22. November 2010 in Weltkirche


George Weigel, Biograph von Papst Johannes Paul II.: Der Vatikan hangelt sich von Zugunglück zu Zugunglück weiter – Es fehlen Einsatzzentrale und Medienstrategie – John Allen: Führungsfiasko könnte das Erbe eines großen Papst beschädigen


Washington (kath.net) Die bekannten katholischen US-Journalisten John Allen und George Weigel äußern sich in Washington während eines Medienseminars kritisch zum Vatikanmanagement, berichtet „USA Today“. „Wer vom Vatikan klare, schnelle und transparente Antworten zur weiterschwelenden Missbrauchskrise erwartet, der sollte besser den Atem anhalten“, lautet das Resümee der beiden Vatikanexperten des National Catholic Reporter, das sie vor den Seminarteilnehmern – Reportern und Kolumnisten – zogen.

Beide Top-Reporter stimmten darin überein, dass es im Vatikan keine klare Medienstrategie gibt, keine Einsatzzentrale, niemanden, der eine Reform der Kommunikationsstrukturen auf die Reihe bekommt, oder, was noch schmerzlicher ist, niemand, der die Regierungsstruktur reformieren könnte.

John Allen, der verschiedene Bücher über die Vatikanpolitik veröffentlich hat, führt aus: Dieses Führungsfiasko könnte zur Ursache dafür werden, dass das Erbe eines großen Theologenpapstes – brillante Reden, Briefe, Bücher – verloren geht, während das brennende Schulgebäude gelöscht wird. Das Papsttum treibt schon lange planlos vor sich hin, es hangelt sich von Zugunglück zu Zugunglück. Allen zitierte die Schlagzeile einer italienischen Zeitung, als es 19 Tage dauerte, bis der Vatikan ein falsches Gerücht widerlegte: „Der Vatikan streitet alles ab.

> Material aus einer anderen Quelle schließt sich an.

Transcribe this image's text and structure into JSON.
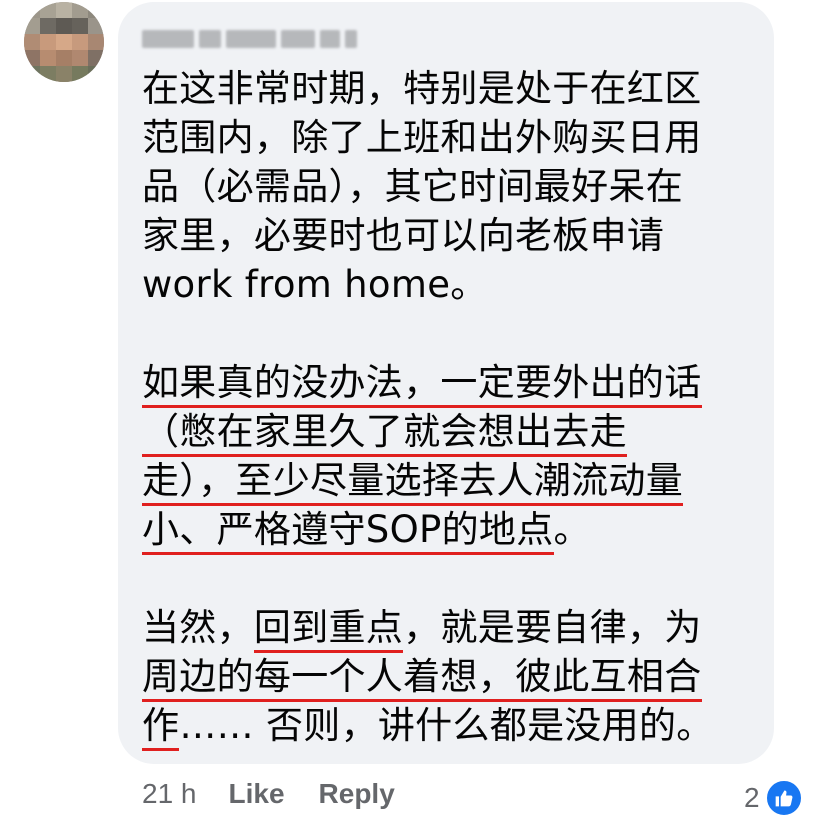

Niemand glaubt es“.

George Weigel, Biograph von Papst Johannes Paul II. und vielfacher Buchautor, erläutert: Offizielle des Vatikans „mögen heuchlerisch oder uninteressiert erscheinen, doch da ist kein ausgeprägter Wille, zu betrügen, sondern sie wissen einfach nicht, was läuft“. Und ihre Standardeinstellung – "Nur keine Story ist eine gute Story" – „ist völlig dumm“. Das interne vatikanische Informationssystem ist derart veraltet, führt Weigel aus, dass Papst Benedikt XVI. wie aus heiterem Himmel von den Informationen über den Piusbruderbischof Williamson getroffen worden sei, einem „Verrückten von Weltformat“. Seine Mitarbeiter hätten es versäumt, dieses im Internet frei zugängliche Wissen aufzugreifen, als der Papst der Piusbruderschaft wieder einen Weg zurück in die katholische Kirche öffnen wollte.